Since its founding, the FDA History Office has collected artifacts that are representative of the Agency's history.  Porter and Lofsvold began the artifact collection by soliciting submissions of significant artifacts from the field offices. These, along with a wide variety of objects representing self-contained individual collections and miscellaneous acquisitions gathered from unknown sources over the past decades, make up the artifact collection of the FDA History Office. All the objects, which total several thousand individual items, illustrate products the FDA regulates, and many document key enforcement cases in the history of the agency. In addition to these, the Smithsonian Institution, the St. Louis Science Center, and the Science Museum of Minnesota have a significant number of objects on loan from the FDA.

 

Pillsbury Blueberry Pancake Mix

For example, the collection includes a box of Pillsbury Blueberry Pancake Mix, which the FDA seized in 1959 for misbranding. Contrary to the listed ingredients and the picture on the box, this product had no blueberries. The collection also includes bogus bust developers such as Lady Ample, seized in the 1960s, and misbranded and dangerous faux exercise devices including different models of the  Relaxacizor, against which FDA took action several times in the 1970s.

 

LashLure

Other notable items included in this collection are samples of Elixir Sulfanilamide and Kevadon (thalidomide), the culprits that killed or maimed many patients in this country and thereby revolutionized drug laws in 1938 and 1962, respectively, as well as Lash Lure, a synthetic aniline eyelash dye in which a number of women suffered injuries to their eyes, including one confirmed case of permanent blindness, before cosmetics came under regulation. The museum collection also includes about 4000 reference samples of pharmaceuticals from the 1950s to the 1980s, including products that accompanied new drug applications and reference standards issued for the United States Pharmacopoeia.

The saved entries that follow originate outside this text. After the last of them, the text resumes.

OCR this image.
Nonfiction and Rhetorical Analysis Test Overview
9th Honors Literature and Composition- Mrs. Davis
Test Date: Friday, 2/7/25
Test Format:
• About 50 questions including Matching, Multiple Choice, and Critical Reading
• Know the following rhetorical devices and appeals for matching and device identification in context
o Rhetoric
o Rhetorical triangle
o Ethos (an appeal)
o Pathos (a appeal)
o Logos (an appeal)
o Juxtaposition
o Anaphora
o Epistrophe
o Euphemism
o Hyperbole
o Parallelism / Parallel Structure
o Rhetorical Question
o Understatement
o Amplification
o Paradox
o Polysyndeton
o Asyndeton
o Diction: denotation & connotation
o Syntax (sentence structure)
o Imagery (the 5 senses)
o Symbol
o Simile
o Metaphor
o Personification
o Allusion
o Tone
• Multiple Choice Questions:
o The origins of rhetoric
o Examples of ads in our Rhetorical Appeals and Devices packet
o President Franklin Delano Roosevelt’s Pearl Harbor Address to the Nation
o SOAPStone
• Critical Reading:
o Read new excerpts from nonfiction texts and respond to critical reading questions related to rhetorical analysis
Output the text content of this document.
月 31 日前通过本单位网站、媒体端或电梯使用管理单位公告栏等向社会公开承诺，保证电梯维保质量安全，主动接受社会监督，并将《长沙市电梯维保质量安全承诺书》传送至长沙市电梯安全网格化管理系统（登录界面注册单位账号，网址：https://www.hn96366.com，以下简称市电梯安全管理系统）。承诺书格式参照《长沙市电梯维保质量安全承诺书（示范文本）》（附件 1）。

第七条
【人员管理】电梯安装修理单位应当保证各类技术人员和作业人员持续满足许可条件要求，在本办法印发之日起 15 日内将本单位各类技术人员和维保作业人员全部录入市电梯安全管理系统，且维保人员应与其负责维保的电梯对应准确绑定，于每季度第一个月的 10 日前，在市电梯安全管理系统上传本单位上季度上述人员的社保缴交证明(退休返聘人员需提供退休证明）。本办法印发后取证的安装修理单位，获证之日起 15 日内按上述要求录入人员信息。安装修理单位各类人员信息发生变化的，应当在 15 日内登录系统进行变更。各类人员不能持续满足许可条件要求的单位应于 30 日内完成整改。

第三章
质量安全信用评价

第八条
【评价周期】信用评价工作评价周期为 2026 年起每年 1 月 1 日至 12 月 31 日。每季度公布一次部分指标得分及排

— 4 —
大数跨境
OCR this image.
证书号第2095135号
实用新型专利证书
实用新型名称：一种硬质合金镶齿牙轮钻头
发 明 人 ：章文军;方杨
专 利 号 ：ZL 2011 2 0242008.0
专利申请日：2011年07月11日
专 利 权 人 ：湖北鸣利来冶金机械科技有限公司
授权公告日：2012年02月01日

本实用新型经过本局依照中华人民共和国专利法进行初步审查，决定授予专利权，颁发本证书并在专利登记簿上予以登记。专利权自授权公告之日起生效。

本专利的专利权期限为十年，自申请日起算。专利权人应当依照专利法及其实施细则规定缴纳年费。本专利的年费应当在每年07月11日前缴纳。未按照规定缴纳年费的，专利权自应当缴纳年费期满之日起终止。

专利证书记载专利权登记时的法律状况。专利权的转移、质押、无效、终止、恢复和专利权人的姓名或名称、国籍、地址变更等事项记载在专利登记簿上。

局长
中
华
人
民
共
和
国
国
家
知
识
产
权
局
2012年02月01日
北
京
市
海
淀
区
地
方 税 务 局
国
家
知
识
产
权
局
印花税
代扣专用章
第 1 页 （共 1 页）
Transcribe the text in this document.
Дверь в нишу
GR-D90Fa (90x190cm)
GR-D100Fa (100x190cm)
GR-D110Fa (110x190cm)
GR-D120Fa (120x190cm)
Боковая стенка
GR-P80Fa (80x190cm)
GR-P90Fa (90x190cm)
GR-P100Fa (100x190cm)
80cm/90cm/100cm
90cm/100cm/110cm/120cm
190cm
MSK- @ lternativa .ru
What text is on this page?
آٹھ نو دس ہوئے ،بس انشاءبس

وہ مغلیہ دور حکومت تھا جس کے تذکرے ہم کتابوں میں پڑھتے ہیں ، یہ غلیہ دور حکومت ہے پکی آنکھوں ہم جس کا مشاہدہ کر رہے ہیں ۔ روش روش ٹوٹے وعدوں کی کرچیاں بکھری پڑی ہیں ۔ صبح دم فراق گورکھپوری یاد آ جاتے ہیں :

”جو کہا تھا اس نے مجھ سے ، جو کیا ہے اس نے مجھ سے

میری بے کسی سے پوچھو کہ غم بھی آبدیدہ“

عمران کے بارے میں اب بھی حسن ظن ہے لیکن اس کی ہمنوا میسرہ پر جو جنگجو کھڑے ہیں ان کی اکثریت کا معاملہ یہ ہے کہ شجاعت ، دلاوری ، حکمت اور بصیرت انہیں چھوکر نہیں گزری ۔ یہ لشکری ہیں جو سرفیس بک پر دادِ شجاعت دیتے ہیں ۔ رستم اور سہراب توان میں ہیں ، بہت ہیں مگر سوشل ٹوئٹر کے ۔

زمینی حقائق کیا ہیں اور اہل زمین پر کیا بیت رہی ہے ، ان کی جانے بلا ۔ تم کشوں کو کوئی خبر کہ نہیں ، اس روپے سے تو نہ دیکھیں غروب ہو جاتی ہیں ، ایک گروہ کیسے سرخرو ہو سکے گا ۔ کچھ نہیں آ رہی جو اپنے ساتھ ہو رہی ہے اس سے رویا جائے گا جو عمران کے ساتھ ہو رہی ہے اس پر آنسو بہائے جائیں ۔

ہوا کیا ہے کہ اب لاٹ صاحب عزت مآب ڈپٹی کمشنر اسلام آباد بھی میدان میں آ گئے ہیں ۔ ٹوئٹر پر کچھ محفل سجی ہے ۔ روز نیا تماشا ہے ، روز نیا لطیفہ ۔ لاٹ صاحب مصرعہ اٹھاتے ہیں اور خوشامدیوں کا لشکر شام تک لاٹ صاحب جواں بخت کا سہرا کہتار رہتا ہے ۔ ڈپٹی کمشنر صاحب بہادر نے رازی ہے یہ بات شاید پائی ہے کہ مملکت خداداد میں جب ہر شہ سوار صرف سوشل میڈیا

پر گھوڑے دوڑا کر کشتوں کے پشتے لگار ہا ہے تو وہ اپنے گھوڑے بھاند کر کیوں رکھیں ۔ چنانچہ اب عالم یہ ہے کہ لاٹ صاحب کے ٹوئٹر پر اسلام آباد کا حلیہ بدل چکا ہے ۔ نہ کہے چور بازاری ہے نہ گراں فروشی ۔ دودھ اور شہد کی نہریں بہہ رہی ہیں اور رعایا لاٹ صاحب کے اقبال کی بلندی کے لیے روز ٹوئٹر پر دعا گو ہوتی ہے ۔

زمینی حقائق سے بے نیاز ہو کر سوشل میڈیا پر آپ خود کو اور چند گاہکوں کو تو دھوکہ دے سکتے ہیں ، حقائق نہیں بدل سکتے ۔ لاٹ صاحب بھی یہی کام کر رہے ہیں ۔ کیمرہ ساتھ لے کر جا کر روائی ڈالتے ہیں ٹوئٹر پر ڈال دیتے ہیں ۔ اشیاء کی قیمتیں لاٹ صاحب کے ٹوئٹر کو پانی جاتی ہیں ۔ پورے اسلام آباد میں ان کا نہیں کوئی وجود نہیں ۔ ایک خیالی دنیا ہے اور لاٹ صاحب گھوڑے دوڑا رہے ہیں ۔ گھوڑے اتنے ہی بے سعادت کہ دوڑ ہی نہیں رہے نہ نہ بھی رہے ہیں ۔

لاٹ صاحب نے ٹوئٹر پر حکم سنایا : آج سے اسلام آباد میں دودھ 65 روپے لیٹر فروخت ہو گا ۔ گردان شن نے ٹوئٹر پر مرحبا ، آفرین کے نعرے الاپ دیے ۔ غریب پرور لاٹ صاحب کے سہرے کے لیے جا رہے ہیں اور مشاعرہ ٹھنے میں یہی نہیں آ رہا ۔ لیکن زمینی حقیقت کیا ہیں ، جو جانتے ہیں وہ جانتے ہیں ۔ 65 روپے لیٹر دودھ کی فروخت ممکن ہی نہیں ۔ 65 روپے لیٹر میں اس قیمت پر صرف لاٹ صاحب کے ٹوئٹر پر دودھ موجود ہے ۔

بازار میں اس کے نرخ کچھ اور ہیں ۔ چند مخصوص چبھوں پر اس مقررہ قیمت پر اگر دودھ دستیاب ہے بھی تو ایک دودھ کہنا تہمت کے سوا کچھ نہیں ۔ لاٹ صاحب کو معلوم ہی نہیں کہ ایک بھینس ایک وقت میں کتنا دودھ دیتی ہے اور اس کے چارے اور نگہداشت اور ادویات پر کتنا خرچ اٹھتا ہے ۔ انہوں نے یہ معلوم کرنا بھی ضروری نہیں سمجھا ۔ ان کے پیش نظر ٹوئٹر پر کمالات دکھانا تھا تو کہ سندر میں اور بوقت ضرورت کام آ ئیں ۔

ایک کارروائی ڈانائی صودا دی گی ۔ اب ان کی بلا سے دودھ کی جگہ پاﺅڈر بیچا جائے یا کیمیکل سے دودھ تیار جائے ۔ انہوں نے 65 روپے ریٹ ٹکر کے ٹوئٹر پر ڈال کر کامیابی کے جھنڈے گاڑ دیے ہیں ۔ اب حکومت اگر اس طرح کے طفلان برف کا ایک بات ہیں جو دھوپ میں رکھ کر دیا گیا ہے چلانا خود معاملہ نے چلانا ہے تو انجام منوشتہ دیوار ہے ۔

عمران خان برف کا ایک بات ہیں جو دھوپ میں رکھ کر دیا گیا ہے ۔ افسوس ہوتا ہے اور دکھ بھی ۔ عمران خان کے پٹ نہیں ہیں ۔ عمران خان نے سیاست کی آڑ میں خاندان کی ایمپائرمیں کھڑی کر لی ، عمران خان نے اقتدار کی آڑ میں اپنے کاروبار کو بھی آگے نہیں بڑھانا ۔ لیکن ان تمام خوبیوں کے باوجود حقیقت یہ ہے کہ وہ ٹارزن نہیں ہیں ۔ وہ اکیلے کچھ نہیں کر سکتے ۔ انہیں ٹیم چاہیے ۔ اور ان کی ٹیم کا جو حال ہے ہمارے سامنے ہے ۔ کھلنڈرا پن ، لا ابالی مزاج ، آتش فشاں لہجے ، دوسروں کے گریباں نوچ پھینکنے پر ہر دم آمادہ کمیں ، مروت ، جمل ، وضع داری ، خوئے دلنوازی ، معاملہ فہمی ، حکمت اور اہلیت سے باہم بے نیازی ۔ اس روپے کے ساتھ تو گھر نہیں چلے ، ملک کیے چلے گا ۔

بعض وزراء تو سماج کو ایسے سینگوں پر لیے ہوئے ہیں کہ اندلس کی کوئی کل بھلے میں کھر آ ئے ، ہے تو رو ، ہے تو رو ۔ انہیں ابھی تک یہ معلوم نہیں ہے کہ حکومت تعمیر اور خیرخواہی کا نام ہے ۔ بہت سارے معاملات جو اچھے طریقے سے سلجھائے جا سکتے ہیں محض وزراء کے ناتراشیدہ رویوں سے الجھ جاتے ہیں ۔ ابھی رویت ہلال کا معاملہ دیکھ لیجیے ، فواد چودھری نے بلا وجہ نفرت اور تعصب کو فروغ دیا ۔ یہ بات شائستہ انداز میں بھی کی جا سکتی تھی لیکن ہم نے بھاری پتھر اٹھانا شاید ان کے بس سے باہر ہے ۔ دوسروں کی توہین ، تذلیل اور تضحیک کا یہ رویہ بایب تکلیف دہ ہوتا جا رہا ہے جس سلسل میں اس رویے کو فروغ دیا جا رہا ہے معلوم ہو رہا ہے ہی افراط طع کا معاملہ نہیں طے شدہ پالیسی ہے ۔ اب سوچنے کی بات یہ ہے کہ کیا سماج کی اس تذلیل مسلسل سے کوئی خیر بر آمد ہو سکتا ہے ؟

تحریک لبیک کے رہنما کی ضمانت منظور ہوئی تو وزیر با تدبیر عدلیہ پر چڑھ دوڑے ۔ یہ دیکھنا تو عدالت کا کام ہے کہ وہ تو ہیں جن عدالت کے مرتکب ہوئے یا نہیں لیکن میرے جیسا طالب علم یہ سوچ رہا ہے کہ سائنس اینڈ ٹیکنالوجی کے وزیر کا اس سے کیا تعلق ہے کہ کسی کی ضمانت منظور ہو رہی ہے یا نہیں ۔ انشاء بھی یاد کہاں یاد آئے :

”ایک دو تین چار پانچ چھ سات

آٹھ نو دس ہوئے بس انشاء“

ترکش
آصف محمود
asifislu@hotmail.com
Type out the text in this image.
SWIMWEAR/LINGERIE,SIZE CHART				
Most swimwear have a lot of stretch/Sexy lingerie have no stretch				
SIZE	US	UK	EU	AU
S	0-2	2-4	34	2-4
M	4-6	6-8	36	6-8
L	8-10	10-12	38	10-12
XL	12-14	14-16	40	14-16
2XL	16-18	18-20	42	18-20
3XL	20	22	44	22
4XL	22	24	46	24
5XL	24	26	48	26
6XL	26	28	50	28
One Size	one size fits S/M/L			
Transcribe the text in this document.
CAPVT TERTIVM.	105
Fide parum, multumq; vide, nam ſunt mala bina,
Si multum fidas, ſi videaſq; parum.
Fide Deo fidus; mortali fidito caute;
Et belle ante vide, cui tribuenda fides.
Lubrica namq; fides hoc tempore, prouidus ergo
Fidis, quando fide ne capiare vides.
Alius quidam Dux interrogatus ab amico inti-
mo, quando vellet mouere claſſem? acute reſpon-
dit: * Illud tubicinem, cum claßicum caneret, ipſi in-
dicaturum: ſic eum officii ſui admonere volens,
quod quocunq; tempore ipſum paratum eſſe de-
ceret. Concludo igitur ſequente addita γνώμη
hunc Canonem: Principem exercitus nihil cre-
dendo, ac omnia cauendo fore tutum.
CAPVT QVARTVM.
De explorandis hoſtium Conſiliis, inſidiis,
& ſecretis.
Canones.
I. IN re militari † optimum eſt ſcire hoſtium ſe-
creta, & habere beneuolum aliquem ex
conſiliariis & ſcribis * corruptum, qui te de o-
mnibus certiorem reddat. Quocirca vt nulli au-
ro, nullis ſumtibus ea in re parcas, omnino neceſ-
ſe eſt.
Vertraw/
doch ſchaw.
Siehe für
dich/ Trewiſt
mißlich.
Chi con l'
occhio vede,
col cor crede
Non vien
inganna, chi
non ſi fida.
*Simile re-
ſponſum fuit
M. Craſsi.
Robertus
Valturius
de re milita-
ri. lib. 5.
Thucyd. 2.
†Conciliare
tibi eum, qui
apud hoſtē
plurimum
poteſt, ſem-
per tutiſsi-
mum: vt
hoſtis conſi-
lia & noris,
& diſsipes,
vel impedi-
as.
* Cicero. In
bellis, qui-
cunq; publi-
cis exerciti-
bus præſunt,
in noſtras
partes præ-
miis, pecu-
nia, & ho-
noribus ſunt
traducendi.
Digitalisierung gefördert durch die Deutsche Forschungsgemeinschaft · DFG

                                               
Fight Bac!

The objects are organized under many categories and subcategories, determined by the agency's regulatory jurisdictions: pharmaceuticals (including labels, promotional matter, drug containers, and weight loss pharmaceuticals--the latter because of the volume of such objects), biologic agents, foods (including vitamins, labels, and promotional items), medical devices, cosmetics, veterinary feed and drugs, equipment used for inspections and for laboratory analyses (mostly chemical and microbiological), quack products (including devices, pharmaceuticals, foods, biologics, and cosmetics), pesticides, and colors. Finally, the collection includes ephemeral objects, including awards that employees or offices received and unusual company promotional items not included elsewhere, such as paperweights, letter openers, and pill trays.